The State Human Rights Commission had often suggested that the prison be decongested. Furthermore, a committee which was appointed to inspect the security of the jail has suggested that the prison be shifted due to many high rise constructions around the jail.

In June 2021, during the COVID-19 pandemic, the superintendent of the prison wrote to BMC to ask them to start a vaccination drive for the prisoners.

In July 2021, eight new barracks were added to the jail which could house 200 additional inmates. There were several delays in construction, which lasted five years, due to shortage of funds. This was done in an attempt to alleviate the overcrowding situation, something that the prison authorities were frequently criticized for.

== Prison violence ==
The jail has seen instances of prison violence amongst gangs.

In 2006, a clash between the members of gangs belonging to Dawood Ibrahim and Chhota Rajan broke out. After this incident, the authorities started lodging opposing groups in different parts of the jail.

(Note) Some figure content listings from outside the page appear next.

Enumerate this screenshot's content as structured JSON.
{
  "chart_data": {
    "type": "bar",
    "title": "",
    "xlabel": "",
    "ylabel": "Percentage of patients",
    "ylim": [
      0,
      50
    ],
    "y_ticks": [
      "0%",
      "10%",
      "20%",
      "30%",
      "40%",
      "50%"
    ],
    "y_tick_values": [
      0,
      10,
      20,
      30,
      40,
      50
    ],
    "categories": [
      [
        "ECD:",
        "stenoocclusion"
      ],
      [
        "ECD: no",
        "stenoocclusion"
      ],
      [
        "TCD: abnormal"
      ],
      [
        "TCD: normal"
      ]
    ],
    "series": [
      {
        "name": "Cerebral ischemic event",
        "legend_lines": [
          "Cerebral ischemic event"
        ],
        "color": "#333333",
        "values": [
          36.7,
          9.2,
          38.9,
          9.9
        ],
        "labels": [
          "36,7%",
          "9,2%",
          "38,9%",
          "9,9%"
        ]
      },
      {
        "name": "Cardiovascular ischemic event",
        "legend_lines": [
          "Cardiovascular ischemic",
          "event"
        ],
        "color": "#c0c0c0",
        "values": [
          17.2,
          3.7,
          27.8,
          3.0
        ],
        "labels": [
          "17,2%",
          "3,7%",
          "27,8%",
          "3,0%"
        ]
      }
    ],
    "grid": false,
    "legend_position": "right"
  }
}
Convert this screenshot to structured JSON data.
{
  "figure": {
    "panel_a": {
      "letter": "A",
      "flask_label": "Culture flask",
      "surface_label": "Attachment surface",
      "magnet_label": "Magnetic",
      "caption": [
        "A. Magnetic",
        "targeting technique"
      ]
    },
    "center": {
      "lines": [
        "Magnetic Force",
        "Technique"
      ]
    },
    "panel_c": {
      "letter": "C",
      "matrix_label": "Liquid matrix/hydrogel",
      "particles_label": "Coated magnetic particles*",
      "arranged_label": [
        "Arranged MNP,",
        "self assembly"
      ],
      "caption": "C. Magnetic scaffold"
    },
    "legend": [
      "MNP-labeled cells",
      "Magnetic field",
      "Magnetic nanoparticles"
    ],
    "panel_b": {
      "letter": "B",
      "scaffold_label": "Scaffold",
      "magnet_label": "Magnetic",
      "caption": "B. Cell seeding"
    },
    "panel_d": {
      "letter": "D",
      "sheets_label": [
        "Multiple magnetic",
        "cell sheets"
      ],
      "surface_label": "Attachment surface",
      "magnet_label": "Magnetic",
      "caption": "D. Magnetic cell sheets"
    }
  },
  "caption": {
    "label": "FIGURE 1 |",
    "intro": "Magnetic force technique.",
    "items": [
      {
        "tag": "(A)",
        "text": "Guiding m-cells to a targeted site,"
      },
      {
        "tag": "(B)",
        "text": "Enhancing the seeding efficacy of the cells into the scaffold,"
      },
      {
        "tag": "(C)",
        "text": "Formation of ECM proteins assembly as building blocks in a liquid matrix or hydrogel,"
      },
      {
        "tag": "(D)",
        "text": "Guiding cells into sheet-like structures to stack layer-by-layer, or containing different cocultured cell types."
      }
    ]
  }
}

In 2010, a violent clash broke out between the gangster Abu Salem and Mustafa Dossa, who were the accused in the 1993 Bombay serial blasts, which let to Salem's face being slashed with a sharpened spoon.

== Notable inmates ==
- Sanjay Dutt, Bollywood actor who was imprisoned for illegal possession of weapons
- Ajmal Kasab, a Pakistani terrorist and member of Lashkar-e-Taiba who took part in the 2008 Mumbai attacks
- Abu Salem, terrorist and organised crime leader
- Aryan Khan, son of actor Shah Rukh Khan, was sent to this prison for drug related offence on Mumbai cruise
- Anil Deshmukh, former Minister for Home Affairs in the Government of Maharashtra between 2019 and 2021, is currently jailed pending his trial.
- Raj Kundra, British-Indian businessman, and husband of actress Shilpa Shetty was sent to this prison for a pornography case.
- Jayaprakash Narayan, Former Indian freedom fighter and politician, was arrested by British government and spents months in 1932
- Nawab Malik
- Chhagan Bhujbal, Politician, was jailed for alleged corruption
- Sanjay Raut
- Salman Khan, for 2002 hit and ran case

==Popular culture==
The prison features in Gregory David Roberts' award-winning book Shantaram, which details his life on the run and his time spent in Mumbai, including a stint in Arthur Road. Several scenes in Katherine Boo's Behind the Beautiful Forevers take place in the facility.